The past two summers have seen above-average water temperatures in Kachemak Bay. Kachemak Bay Research Reserve analyst Steve Baird said in August that the 15-year average ocean temperature for July was 8.5 degrees Celsius or 47.4 degrees Fahrenheit. In July 2014, the average temperature was 9.27 C or 48.7 F and for July 2015 even higher, 10.33 C or 50.6 F.

In a KBRR report issued on Sept. 18 for the period of Sept. 1-15, Pseudonitszchia was present in plankton tows done in Halibut Cove, the Homer harbor, at the Homer ferry dock and in Seldovia harbor. Alexandrium was seen at the Homer harbor. Water temperatures ranged from 10 to 11.2 C, with an average of 11 C.

Bader said oyster farmers keep careful track of water temperatures and provide measurements to KBRR for its data collection. She said there is usually an increased danger of issues like PSP during neap tides and warmer ocean temperatures in late August. Neap tides tend not to flush bays and fjords as thoroughly.

“That would be a time when we are being extra vigilant,” Bader said. “We have been extra vigilant because it’s a warmer summer.”

Usually at this time of year water temperatures begin to drop, and thus the danger from harmful algal blooms also drops.

“With these dropping temperatures I’m just shocked it happened anyway,” Bader said.

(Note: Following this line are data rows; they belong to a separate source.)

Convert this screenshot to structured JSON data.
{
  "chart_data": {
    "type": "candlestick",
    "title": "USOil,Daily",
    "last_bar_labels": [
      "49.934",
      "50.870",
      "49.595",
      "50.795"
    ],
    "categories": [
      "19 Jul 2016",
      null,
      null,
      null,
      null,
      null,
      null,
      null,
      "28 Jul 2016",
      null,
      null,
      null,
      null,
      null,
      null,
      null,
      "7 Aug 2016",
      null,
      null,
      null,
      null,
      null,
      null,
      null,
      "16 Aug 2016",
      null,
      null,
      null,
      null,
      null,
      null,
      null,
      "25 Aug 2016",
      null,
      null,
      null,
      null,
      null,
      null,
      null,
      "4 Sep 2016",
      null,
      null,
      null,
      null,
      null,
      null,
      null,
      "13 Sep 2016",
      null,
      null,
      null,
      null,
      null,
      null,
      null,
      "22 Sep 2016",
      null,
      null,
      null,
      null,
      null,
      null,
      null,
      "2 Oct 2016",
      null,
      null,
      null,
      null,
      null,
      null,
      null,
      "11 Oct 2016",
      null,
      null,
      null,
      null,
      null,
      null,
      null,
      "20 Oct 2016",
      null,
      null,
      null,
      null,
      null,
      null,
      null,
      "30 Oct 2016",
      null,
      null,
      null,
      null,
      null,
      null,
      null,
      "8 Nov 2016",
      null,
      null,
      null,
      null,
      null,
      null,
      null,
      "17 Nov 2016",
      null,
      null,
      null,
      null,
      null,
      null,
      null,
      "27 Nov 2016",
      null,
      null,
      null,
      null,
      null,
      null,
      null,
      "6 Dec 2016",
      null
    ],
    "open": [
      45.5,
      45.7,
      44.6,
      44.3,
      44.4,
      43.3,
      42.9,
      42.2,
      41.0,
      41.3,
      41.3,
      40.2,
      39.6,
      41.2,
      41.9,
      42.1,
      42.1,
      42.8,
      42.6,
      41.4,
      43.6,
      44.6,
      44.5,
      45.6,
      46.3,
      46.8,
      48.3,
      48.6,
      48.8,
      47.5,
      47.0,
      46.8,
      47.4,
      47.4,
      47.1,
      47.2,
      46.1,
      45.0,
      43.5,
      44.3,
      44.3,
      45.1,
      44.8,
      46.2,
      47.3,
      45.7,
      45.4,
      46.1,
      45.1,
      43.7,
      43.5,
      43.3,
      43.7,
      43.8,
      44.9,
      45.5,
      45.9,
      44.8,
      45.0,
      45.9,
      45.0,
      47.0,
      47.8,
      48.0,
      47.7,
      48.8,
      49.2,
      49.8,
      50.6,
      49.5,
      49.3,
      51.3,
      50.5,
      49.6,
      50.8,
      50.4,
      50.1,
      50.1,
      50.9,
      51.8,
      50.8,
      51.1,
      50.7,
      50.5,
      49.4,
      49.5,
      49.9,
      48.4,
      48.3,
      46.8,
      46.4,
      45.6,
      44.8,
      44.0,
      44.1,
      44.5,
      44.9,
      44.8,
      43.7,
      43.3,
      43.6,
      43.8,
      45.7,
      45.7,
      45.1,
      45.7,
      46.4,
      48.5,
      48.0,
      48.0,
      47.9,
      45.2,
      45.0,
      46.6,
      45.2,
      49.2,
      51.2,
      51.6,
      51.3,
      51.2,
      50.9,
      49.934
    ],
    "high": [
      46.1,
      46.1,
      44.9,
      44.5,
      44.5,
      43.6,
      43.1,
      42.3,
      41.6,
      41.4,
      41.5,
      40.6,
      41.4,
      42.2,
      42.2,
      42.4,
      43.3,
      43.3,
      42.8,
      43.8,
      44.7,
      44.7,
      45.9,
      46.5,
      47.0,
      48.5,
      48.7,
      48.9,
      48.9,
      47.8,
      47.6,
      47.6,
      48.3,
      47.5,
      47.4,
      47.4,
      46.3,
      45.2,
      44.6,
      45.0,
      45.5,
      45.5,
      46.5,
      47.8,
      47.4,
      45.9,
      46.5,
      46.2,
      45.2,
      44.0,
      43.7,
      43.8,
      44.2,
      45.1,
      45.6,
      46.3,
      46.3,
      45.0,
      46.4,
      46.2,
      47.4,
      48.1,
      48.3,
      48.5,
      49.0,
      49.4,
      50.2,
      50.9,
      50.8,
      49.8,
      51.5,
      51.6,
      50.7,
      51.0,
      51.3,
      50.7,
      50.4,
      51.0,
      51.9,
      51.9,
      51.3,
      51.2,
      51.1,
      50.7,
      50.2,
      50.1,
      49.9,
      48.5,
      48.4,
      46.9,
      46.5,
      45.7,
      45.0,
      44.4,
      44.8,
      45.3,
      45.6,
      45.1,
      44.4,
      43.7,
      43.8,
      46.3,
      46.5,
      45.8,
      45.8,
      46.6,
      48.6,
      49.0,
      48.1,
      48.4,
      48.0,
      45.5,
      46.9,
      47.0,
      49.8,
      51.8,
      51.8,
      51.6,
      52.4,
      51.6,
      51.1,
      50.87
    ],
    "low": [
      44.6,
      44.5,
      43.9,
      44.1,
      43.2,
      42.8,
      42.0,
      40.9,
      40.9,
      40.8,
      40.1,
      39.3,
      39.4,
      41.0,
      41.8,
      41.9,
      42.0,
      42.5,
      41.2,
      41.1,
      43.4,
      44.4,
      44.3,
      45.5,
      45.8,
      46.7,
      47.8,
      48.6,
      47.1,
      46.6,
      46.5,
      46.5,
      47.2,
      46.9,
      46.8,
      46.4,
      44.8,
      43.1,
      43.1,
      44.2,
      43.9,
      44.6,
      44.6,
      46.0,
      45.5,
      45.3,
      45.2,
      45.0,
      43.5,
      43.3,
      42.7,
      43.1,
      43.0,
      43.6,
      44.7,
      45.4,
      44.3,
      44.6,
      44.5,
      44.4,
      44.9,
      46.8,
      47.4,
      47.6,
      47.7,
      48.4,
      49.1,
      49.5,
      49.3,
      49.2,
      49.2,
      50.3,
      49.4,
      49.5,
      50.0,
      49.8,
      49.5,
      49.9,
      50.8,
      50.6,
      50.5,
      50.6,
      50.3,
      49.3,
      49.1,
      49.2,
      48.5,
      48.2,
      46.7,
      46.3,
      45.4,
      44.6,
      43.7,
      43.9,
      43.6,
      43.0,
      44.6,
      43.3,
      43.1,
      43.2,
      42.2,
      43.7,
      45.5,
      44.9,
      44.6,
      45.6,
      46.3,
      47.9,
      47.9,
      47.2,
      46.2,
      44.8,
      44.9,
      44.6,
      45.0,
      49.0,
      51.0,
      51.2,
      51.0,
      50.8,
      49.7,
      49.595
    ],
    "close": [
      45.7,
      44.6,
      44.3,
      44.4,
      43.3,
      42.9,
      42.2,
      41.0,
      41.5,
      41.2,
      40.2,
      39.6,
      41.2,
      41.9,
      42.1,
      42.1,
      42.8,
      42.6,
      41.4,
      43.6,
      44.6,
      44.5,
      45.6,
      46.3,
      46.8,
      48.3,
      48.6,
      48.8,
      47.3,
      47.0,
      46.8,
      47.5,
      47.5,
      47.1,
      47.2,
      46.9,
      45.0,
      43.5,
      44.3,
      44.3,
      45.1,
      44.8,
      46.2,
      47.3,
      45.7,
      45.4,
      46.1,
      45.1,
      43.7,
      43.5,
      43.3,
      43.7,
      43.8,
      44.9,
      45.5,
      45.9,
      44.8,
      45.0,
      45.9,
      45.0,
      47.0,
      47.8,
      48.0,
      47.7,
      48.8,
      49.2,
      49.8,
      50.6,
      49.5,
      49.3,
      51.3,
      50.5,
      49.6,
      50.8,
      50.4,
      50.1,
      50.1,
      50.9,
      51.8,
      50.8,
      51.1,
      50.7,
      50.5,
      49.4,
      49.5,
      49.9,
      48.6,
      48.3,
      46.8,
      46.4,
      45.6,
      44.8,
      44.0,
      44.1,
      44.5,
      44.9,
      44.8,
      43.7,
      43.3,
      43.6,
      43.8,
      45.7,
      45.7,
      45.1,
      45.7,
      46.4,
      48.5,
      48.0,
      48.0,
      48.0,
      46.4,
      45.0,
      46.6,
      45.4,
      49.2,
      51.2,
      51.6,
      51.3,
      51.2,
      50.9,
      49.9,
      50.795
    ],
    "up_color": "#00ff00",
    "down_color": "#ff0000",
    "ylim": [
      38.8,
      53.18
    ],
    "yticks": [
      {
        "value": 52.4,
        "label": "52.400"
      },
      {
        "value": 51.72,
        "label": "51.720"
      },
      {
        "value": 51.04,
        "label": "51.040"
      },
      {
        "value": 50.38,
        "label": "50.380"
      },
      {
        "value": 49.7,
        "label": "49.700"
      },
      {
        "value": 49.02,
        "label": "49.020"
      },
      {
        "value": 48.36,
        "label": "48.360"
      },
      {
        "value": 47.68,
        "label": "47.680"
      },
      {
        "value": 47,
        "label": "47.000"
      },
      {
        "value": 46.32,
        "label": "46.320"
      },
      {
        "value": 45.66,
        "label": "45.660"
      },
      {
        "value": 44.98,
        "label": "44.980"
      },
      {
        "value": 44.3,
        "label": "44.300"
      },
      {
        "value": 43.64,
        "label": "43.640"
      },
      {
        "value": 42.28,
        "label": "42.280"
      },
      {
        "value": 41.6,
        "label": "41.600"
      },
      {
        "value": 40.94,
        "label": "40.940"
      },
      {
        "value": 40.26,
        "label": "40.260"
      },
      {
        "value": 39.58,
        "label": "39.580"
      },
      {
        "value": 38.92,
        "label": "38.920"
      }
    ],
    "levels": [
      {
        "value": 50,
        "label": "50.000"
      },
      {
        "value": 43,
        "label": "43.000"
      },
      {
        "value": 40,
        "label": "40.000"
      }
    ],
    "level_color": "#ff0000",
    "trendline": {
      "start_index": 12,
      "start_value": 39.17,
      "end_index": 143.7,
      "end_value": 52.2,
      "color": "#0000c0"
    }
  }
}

From Oct. 1-April 1 when colder temperatures reduce the danger of PSP and other toxins, Kachemak Bay Shellfish Growers Co-op farms usually test once a month. As a precaution, Bader said co-op members will test weekly.

Recreational and subsistence shellfish harvesters should be aware of the signs of PSP, DEC said in its release. Initial symptoms include a tingling or numbness in the lips and tongue, often followed by tingling and numbness in the fingertips and toes. These symptoms may progress to loss of muscle coordination, dizziness, weakness, drowsiness and incoherence. The only treatment for severe cases is a mechanical respirator and supplemental oxygen. If symptoms are seen, call 911 or get to a medical facility immediately, DEC said.